Serbien ist derzeit ein Land ohne funktionsfähige Regierung. Stattdessen verfolgt jedes Mitglied des Kabinetts von Vojislav Koštunica seine eigene Politik. Dabei konnte in dieser Woche die Demokratische Partei (DS) mit Staatspräsident Boris Tadić, Vizeregierungschef Božidar Đelić und Außenminister Vuk Jeremić einen großen Erfolg verbuchen. In Luxemburg unterzeichneten sie gestern mit der EU ein sogenanntes Stabilisierungs- und Assoziierungsabkommen. Es sieht unter anderem Handelserleicherungen vor und soll die Annäherung Serbiens an die EU voranbringen. Allerdings handelt es sich bei dem mancherorts als „historischer Akt“ gefeierten Vertrag eigentlich um nichts weiter als eine Absichtserklärung. Denn in Kraft treten soll das Abkommen erst, wenn Serbien nach Meinung der EU befriedigend mit dem Kriegsverbrechertribunal in Den Haag kooperiert.
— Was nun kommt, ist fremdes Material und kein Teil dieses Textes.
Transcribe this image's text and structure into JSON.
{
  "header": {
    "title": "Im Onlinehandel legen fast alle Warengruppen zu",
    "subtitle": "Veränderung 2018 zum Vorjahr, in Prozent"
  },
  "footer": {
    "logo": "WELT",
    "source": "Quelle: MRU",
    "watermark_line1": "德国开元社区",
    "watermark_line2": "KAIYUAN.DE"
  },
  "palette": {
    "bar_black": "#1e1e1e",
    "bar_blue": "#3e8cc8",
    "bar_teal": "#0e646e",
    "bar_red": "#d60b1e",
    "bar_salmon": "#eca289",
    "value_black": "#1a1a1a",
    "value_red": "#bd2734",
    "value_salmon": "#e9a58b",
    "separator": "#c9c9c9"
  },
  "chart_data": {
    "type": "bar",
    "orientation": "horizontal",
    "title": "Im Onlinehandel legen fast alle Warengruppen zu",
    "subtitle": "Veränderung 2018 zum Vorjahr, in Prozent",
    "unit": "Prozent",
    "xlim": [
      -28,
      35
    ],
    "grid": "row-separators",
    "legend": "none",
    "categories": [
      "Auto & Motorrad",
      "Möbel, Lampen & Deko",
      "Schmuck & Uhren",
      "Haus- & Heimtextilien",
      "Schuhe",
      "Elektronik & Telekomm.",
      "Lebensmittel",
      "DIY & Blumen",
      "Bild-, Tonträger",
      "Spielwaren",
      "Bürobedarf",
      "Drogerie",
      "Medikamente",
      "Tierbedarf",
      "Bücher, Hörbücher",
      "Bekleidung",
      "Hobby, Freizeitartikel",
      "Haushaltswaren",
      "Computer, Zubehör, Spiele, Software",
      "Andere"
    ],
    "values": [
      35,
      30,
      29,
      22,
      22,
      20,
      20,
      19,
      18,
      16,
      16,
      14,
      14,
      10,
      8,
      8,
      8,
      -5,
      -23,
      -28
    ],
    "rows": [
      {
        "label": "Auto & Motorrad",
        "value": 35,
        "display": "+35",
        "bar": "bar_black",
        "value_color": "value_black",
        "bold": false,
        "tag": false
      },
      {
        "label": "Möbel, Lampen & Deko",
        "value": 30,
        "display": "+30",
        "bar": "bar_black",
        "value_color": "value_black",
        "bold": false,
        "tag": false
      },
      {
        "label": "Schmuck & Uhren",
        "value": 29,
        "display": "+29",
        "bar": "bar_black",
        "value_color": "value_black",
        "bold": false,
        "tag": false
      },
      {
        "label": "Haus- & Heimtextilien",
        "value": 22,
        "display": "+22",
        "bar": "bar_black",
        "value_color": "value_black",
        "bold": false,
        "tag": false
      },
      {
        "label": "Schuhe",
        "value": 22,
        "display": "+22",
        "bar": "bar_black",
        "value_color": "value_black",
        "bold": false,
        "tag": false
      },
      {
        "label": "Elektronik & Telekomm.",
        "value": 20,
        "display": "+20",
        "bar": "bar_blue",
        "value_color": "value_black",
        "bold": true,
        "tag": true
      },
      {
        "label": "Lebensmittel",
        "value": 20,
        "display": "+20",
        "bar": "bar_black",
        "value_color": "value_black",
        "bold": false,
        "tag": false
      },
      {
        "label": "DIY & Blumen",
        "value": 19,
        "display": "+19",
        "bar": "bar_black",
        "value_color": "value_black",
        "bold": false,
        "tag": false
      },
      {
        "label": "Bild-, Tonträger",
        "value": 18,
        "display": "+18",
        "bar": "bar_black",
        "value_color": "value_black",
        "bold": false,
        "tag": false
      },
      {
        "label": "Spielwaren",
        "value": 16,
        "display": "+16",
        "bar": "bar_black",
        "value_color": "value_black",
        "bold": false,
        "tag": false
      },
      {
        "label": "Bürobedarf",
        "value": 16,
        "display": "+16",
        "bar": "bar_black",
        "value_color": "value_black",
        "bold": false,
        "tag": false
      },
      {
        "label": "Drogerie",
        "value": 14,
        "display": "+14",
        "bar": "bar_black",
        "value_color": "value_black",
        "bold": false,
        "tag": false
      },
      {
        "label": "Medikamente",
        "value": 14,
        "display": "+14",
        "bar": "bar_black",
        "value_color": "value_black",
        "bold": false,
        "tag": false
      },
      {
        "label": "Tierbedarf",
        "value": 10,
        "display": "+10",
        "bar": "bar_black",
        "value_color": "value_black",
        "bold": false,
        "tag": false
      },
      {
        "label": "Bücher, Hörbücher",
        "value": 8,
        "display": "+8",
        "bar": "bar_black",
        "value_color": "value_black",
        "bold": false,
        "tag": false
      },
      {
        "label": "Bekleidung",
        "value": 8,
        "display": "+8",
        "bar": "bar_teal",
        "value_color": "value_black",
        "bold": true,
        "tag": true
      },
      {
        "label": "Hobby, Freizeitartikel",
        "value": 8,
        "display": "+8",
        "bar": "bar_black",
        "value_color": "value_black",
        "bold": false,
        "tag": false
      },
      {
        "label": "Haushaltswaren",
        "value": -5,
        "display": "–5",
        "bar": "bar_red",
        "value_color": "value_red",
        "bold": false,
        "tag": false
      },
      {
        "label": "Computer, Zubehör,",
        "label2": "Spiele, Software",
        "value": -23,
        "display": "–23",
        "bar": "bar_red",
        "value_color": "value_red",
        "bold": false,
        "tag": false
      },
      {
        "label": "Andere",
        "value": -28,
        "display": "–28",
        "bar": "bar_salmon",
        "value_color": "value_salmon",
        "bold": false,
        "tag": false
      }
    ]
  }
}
Das heißt vor allem, dass Belgrad vorher den früheren Armeechef der bosnischen Republika Srpska, Ratko Mladić ausliefern muss, dem unter anderem die Verantwortung für das Massaker von Srebrenica 1995 vorgeworfen wird, als tausende Muslime nach der Einnahme der Stadt von serbischen Verbänden ermordet wurden.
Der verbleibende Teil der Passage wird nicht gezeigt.